République démocratique du Congo
La justice de la République démocratique du Congo (RDC) a renversé mercredi la décision prise la veille de placer en résidence surveillée l'ancien Premier ministre Matata Ponyo Mapon, soupçonné de détournement de fonds publics.
"L'ancien Premier ministre Matata Ponyo Mapon n'est plus en résidence surveillée. Le parquet général près de la Cour constitutionnelle en a décidé ainsi ce mercredi soir. Il est rentré à son domicile sans être accompagné par des policiers", a déclaré à l'AFP son avocat, Me Laurent Onyemba. "Sa fuite n'est pas à craindre. Pour la suite de l'affaire, il répondra désormais aux invitations du parquet en homme libre", a indiqué à l'AFP un magistrat.

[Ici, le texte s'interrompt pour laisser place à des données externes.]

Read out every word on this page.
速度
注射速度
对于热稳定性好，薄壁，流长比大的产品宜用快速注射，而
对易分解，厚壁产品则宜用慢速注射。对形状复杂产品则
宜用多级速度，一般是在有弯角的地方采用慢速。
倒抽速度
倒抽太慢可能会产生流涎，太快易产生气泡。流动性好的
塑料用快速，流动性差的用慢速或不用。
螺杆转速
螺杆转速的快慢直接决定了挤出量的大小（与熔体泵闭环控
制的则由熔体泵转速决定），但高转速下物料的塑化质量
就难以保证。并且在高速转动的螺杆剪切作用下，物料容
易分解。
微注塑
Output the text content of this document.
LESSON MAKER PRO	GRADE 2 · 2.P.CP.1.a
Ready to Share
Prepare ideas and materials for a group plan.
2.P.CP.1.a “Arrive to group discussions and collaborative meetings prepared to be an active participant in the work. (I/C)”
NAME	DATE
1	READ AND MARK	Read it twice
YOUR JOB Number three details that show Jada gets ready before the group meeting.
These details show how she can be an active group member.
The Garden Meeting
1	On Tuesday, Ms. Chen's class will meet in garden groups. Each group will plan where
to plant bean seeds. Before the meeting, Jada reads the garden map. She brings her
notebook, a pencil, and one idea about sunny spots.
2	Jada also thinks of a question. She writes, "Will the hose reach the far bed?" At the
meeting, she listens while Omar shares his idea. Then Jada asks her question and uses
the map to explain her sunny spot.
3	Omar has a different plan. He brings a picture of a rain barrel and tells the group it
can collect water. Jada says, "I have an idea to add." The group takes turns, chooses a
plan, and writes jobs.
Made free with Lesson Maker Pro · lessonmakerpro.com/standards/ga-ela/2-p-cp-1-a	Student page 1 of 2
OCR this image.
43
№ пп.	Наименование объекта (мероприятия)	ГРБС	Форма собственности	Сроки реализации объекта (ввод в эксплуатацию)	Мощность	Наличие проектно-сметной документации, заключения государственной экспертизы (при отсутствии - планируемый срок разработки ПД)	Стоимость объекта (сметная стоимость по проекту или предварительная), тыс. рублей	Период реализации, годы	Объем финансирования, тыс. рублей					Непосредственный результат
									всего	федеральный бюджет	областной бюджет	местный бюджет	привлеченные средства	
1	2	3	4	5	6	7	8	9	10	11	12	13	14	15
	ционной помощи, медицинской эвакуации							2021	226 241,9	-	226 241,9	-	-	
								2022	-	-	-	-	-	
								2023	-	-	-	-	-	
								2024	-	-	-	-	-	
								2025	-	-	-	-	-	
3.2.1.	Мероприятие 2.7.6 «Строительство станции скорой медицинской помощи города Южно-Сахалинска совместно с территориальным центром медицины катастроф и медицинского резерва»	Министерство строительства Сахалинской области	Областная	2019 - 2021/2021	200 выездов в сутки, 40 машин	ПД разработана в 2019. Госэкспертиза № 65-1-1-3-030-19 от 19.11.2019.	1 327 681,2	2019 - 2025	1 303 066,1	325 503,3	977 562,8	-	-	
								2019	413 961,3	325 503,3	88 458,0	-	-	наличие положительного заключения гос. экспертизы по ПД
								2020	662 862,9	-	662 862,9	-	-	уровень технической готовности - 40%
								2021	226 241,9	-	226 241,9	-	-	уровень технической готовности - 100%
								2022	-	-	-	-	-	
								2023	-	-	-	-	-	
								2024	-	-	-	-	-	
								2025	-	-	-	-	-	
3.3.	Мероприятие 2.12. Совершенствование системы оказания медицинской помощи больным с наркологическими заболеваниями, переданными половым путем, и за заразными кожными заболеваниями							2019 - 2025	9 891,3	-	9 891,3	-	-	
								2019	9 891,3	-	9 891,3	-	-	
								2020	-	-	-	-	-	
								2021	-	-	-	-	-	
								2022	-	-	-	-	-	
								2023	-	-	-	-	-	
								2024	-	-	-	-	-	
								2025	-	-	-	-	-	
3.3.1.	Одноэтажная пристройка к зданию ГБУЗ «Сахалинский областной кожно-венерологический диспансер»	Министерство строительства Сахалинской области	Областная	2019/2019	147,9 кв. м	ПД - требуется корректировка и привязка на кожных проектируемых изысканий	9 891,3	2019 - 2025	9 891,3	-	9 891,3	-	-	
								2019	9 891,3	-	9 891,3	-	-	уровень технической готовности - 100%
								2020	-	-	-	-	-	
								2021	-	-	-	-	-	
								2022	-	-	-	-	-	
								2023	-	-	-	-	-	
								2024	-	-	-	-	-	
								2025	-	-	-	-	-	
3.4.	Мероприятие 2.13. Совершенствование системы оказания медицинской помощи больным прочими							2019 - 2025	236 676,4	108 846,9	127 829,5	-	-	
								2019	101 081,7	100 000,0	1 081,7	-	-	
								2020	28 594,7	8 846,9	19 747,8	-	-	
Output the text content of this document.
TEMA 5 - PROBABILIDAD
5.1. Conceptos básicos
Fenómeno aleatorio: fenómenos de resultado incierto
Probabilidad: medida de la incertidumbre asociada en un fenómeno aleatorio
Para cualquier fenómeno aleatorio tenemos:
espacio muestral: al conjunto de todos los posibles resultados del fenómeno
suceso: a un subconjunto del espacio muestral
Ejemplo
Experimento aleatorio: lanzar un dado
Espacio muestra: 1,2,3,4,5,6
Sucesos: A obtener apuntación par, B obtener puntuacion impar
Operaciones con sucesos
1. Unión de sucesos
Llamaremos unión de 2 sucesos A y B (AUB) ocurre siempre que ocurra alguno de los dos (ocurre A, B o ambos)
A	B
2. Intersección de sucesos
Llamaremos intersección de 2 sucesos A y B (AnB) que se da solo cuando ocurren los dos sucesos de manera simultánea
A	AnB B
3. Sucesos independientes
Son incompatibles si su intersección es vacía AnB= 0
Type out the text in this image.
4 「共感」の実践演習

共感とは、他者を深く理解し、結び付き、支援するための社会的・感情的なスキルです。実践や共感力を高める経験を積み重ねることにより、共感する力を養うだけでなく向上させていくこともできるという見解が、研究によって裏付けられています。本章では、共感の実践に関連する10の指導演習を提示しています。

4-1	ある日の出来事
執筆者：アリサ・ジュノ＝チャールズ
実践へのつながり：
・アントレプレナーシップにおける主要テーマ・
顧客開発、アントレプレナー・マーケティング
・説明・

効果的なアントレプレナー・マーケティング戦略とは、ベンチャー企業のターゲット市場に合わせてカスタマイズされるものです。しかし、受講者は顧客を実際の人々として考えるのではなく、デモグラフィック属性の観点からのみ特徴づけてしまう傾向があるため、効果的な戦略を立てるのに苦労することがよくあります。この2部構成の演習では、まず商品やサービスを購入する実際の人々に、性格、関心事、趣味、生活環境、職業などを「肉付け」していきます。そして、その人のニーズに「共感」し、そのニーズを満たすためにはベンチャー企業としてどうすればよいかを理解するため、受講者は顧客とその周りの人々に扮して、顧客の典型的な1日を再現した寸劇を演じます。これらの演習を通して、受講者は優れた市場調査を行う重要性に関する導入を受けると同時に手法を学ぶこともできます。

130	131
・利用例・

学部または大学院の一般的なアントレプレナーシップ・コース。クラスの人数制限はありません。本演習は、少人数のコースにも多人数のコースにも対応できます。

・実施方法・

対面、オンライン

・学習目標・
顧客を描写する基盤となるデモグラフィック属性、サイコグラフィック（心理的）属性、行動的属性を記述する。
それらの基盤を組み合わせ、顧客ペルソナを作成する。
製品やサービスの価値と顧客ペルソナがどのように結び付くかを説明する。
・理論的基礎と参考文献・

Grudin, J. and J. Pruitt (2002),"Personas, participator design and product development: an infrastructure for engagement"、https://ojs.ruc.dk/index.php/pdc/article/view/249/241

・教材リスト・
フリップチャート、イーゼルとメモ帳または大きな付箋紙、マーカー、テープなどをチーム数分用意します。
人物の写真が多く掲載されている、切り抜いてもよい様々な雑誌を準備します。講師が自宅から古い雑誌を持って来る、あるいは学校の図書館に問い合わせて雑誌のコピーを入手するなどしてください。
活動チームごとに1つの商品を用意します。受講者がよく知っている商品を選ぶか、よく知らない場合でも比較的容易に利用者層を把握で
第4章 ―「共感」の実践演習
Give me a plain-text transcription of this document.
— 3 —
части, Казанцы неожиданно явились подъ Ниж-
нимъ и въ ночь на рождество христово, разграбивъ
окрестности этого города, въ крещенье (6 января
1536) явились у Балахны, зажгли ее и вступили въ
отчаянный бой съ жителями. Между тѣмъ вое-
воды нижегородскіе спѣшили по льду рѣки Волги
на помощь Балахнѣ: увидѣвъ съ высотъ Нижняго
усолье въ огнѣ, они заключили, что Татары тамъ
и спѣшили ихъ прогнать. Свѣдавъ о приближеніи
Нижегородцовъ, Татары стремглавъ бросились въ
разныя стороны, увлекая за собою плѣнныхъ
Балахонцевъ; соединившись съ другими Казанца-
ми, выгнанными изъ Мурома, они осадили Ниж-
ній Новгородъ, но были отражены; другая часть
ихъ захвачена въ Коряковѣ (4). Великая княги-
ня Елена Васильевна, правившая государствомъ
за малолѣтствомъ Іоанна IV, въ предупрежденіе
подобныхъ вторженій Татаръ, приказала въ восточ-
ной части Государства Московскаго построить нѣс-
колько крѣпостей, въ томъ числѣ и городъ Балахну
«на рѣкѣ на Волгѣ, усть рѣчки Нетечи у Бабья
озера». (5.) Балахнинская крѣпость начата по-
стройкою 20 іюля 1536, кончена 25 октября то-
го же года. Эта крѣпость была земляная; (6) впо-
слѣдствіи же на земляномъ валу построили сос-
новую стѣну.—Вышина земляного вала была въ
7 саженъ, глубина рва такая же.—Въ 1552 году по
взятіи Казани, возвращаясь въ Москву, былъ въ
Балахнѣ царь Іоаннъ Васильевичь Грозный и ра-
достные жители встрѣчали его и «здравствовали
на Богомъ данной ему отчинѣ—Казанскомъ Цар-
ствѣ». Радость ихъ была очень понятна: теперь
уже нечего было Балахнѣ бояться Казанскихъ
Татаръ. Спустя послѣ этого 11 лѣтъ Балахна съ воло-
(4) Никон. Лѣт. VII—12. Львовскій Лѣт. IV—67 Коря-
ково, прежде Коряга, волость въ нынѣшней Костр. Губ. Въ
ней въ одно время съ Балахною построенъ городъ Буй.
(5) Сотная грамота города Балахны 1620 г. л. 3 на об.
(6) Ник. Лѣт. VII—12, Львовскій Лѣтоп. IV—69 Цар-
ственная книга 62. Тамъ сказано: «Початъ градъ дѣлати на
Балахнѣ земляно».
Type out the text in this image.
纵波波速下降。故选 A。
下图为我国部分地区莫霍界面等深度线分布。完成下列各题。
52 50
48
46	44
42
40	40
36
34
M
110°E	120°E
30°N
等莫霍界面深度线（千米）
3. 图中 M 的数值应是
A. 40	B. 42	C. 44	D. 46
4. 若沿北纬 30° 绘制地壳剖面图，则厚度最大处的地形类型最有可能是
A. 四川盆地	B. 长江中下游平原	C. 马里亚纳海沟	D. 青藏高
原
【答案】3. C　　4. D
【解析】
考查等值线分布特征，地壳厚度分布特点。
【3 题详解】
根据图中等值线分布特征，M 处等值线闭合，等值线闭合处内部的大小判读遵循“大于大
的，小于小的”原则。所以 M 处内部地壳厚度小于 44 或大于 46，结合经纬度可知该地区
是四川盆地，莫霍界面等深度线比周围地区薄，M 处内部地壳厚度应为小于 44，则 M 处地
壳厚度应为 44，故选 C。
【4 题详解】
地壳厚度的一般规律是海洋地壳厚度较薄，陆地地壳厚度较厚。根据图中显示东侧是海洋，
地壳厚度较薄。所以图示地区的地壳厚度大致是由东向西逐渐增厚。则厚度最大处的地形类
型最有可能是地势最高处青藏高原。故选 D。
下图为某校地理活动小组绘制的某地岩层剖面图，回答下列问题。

Dans la journée, l'AFP a consulté un mandat du parquet près la Cour constitutionnelle daté de mardi, qui ordonnait que Matata Ponyo Mapon "soit placé en état d'arrestation provisoire et assigné à résidence" à son domicile. "Ce dossier est fondamentalement politique. Nous comptons demander sa comparution en homme libre parce qu'il n'y a rien contre lui", avait commenté Me Laurent Onyemba.
La justice reproche à l'ancien Premier ministre d'avoir "payé plus de 110 millions de dollars à des créanciers fictifs, victimes de la zaïrianisation des entreprises étrangères" lorsqu'il était au gouvernement. "Ce qui est faux sur toute la ligne. Nous avons apporté toutes les preuves que la liste des créanciers, la certification des dettes nées de la zaïrianisation, bref tous les dossiers ont été préparés plusieurs années avant son arrivée au gouvernement", a encore expliqué Me Laurent Onyemba.
Zaïrianisation
La zaïrianisation est une mesure d'expropriation sans indemnisation d'entrepreneurs étrangers décidée dès 1973 par l'ancien dictateur Mobutu Sese Seko. Aujourd'hui sénateur, Matata Ponyo Mapon fut ministre des Finances de 2010 à 2012 et Premier ministre de 2012 à 2016 sous le mandat de l'ex-président Joseph Kabila. Les sénateurs congolais s'étaient prononcés contre des poursuites visant Matata Ponyo Mapon dans une première affaire.
Le 5 juillet, six membres du bureau du Sénat ont consenti à une demande du procureur près la Cour constitutionnelle de lever l'immunité parlementaire du sénateur Matata Ponyo Mapon. En RDC, la Cour constitutionnelle est le juge pénal du président et du Premier ministre pour les faits commis lorsqu'ils étaient en fonction.